Solidarische und kämpferische Grüsse an die Streikenden und ihre Unterstützer

hmm kleine anmerkung

(muss ausgefüllt werden) 03.03.2006 - 00:30
ich glaube das problem liegt da das die meisten genossen auch vorbei kommen würden wenn sie wüsten wo sie hin müssen den spandau ist groß

also seit doch einfach mal so nett und veröffentlicht mal die addresse

und meine persönliche meinung sollte es mehr infos über den streik geben

Danke...

berliner 03.03.2006 - 17:42
... für die regelmäßigen informationen zum streik. ich für die berichte sehr dankbar. ich werde mich demnächst mal solidarisch nach spandau aufmachen. womit könnte man den den streikenden den helfen? sprich, was könnte man mitbringen?

ergaenzung

. 04.03.2006 - 09:39
vom rathaus mit dem m32'er (in richtung döberitzer weg) bis egelpfuhlstraße & dann laufen oder aber mit dem 130'er (richtung irgendwas) bis zepplinstraße/seegefelderstraße. ersteres ist die bessere option, da es leichter zu finden is und weniger fußweg bedeutet.

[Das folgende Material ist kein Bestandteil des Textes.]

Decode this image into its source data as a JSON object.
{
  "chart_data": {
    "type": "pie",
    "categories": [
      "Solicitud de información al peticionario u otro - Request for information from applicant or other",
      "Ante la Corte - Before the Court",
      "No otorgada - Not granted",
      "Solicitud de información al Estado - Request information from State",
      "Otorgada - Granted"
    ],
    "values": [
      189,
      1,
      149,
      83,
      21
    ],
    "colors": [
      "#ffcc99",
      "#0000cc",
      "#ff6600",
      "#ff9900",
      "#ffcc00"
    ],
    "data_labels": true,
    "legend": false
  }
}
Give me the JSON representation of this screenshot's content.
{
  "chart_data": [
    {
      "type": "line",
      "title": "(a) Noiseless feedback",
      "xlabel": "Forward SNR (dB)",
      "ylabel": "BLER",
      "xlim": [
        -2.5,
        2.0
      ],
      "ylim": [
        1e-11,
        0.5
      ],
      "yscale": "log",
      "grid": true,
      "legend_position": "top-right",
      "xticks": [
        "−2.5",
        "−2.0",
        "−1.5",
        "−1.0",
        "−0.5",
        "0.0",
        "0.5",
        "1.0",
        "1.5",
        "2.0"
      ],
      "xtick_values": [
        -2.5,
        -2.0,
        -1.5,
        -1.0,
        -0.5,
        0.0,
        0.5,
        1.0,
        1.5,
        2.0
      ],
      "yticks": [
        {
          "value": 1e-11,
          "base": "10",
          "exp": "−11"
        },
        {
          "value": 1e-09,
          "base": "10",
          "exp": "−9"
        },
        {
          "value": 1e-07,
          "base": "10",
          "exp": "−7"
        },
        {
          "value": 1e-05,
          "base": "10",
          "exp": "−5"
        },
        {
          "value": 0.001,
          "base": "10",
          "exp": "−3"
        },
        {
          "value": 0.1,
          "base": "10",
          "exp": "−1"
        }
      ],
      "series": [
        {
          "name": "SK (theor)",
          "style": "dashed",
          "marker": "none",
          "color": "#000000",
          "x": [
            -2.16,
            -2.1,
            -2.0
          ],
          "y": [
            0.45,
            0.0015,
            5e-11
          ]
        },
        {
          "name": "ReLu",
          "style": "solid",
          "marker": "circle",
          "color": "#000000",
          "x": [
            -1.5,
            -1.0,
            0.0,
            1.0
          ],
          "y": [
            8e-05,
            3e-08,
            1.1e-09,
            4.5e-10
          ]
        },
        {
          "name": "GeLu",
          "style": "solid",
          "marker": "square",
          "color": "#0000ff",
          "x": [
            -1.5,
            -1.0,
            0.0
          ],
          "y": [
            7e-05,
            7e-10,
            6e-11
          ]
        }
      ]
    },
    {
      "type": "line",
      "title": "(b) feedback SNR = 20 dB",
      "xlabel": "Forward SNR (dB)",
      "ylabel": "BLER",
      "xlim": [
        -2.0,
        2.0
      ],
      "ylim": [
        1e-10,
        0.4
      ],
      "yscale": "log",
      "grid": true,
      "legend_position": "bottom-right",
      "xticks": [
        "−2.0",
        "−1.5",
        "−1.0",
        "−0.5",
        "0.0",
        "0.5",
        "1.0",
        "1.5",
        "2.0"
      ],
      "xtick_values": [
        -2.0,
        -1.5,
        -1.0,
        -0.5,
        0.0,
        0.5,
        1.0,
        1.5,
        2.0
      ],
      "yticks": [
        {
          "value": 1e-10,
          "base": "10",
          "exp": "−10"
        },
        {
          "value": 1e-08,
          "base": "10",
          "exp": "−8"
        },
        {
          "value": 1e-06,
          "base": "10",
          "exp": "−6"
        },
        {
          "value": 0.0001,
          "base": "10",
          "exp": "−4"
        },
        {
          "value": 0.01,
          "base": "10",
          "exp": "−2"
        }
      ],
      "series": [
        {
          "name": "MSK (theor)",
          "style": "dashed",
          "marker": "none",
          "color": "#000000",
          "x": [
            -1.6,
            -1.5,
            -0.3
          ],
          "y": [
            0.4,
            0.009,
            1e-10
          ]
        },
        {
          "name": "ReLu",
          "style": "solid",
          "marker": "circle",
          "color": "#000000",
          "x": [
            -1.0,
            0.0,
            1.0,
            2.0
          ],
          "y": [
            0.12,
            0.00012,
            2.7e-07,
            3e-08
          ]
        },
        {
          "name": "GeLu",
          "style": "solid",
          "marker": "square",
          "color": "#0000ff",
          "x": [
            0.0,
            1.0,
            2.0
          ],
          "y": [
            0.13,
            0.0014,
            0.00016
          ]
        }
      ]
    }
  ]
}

heute, 14 uhr treffpunkt für all die, die zum streik mitkommen möchten: petersburger platz/ ecke müsahmstraße. ursprünglich geplant war ne demo, da aber die lauti-gruppe abgesagt hat, wird es diese nicht geben. stattdessen wird zum streik gefahren.



Klage vom CNH- Manager

Detlef 04.03.2006 - 16:39
Gestern am 3.3.06 war eine Gerichtsverhandlung,indem die Streikleitung vom Arbeitsgeber verklagt wurde, da sie zwei Streikbrecher nicht in den Betrieb zum Arbeiten reingelassen haben. Die Streikposten sperrten die Einfahrten des Betriebs.